Our recommendations are proposals for consideration, not strict rules for practice, especially considering that the evidence base supporting many recommendations is weak, and not all may be practical for resource-limited teams. The nine recommendations with mixed-methods support could be considered as essential for any summary format producer, with the additional 20 items with 3 or more evidence streams supporting them as desirable considerations. However, the included studies that these recommendations are based on often did not discuss time or resources required to actually produce the summary format(s) which could make implementation difficult. For example, inclusion of certain items, particularly those related to ‘contextualising findings’, may require additional work or expertise which some may consider to be outside the scope of a typical review [53]. However, these suggestions should not be ignored as research has shown that context is rarely provided in sufficient detail in existing reviews and guidelines [74], and applying evidence synthesis findings to local contexts is a major weakness reported by some health technology assessment (HTA) units trying to promote healthcare decision-making [75].

The strengths of this study include the mixed-methods approach and an extensive search strategy. However, our study has several limitations. Firstly, we did not include observational studies, although during screening we excluded few studies based on their study design (Fig. 3) [76]. The main limitations of our findings relate to the issues of completeness of the reporting of included studies. Several articles did not provide a copy or access to the summary format(s) tested so it was sometimes difficult to properly contextualise their results. Additionally, it was often difficult to attribute a finding to a specific stakeholder group as included studies often did not provide group membership details about quotes used. This meant that many of our recommendations are non-specific as we were unable to fully decipher what works for who and under which circumstances. Stakeholders involved in guideline development have different styles of reasoning and knowledge bases to draw from [6]; therefore, drawing conclusions that are stakeholder group specific is complex. Even within one group (e.g. patient representatives), one size does not fit all when presenting recommendations [77]. However, we recommend that future work with multidisciplinary stakeholders should denote group membership when reporting quotes from participants as this was a deficit in our included studies. For example, while there is some reporting guidance for what public or patient version of clinical guidelines should include [78], we are still missing a step in the process, wherein it is unclear what works best for patient representatives involved in clinical guideline development groups.

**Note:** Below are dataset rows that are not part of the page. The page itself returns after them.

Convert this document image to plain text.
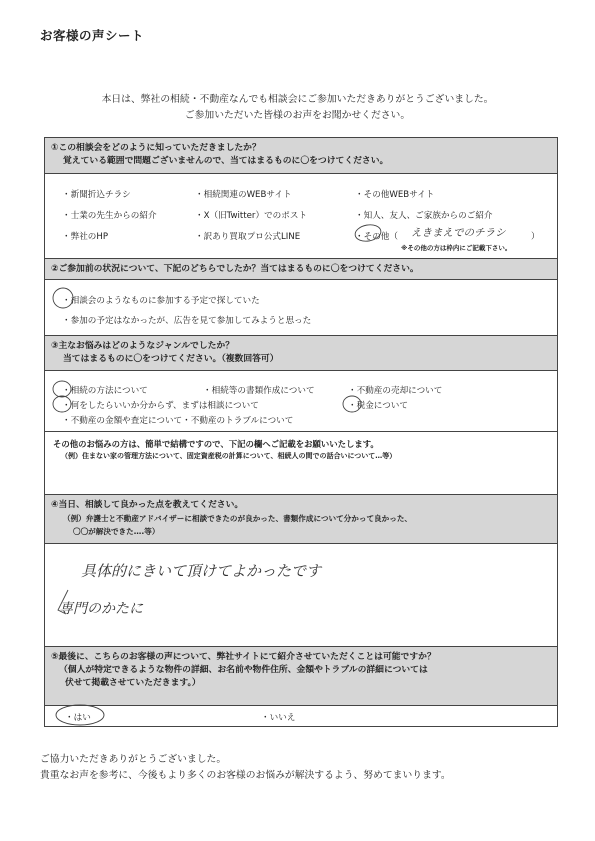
お客様の声シート
本日は、弊社の相続・不動産なんでも相談会にご参加いただきありがとうございました。
ご参加いただいた皆様のお声をお聞かせください。
①この相談会をどのように知っていただきましたか？
覚えている範囲で問題ございませんので、当てはまるものに〇をつけてください。
・新聞折込チラシ	・相続関連のWEBサイト	・その他WEBサイト
・士業の先生からの紹介	・X（旧Twitter）でのポスト	・知人、友人、ご家族からのご紹介
・弊社のHP	・訳あり買取プロ公式LINE	・その他（ えきまえでのチラシ	）
※その他の方は枠内にご記載下さい。
②ご参加前の状況について、下記のどちらでしたか？当てはまるものに〇をつけてください。
・相談会のようなものに参加する予定で探していた
・参加の予定はなかったが、広告を見て参加してみようと思った
③主なお悩みはどのようなジャンルでしたか？
当てはまるものに〇をつけてください。（複数回答可）
・相続の方法について	・相続等の書類作成について	・不動産の売却について
・何をしたらいいか分からず、まずは相談について	・税金について
・不動産の金額や査定について・不動産のトラブルについて
その他のお悩みの方は、簡単で結構ですので、下記の欄へご記載をお願いいたします。
（例）住まない家の管理方法について、固定資産税の計算について、相続人の間での話合いについて…等）
④当日、相談して良かった点を教えてください。
（例）弁護士と不動産アドバイザーに相談できたのが良かった、書類作成について分かって良かった、
〇〇が解決できた….等）
具体的にきいて頂けてよかったです
専門のかたに
⑤最後に、こちらのお客様の声について、弊社サイトにて紹介させていただくことは可能ですか？
（個人が特定できるような物件の詳細、お名前や物件住所、金額やトラブルの詳細については
伏せて掲載させていただきます。）
・はい	・いいえ
ご協力いただきありがとうございました。
貴重なお声を参考に、今後もより多くのお客様のお悩みが解決するよう、努めてまいります。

Lastly, we excluded studies in the general population and students. Studies have shown that PLS improved understanding in these populations [79, 80].

Conclusions

Our results provide valuable information that can be used to improve existing formats and inform future research aimed at developing more effective evidence synthesis summary formats. The nine recommendations with mixed-methods support can be considered essential to consider for any summary format producer. The additional 20 items with 3 or more evidence streams supporting them can be considered as desirable, with further exploration needed into the full set of 126 items. Future research should further explore these proposed recommendations amongst the different guideline development group members to explore which items are particularly important for which stakeholder. Our research team plans to conduct a prioritisation exercise for these recommendations so we can use them as guidance for focus group workshops with GDG members. Furthermore, other mediums of summary formats not identified in this review could be explored further such as the use of podcasts or video abstracts or summaries.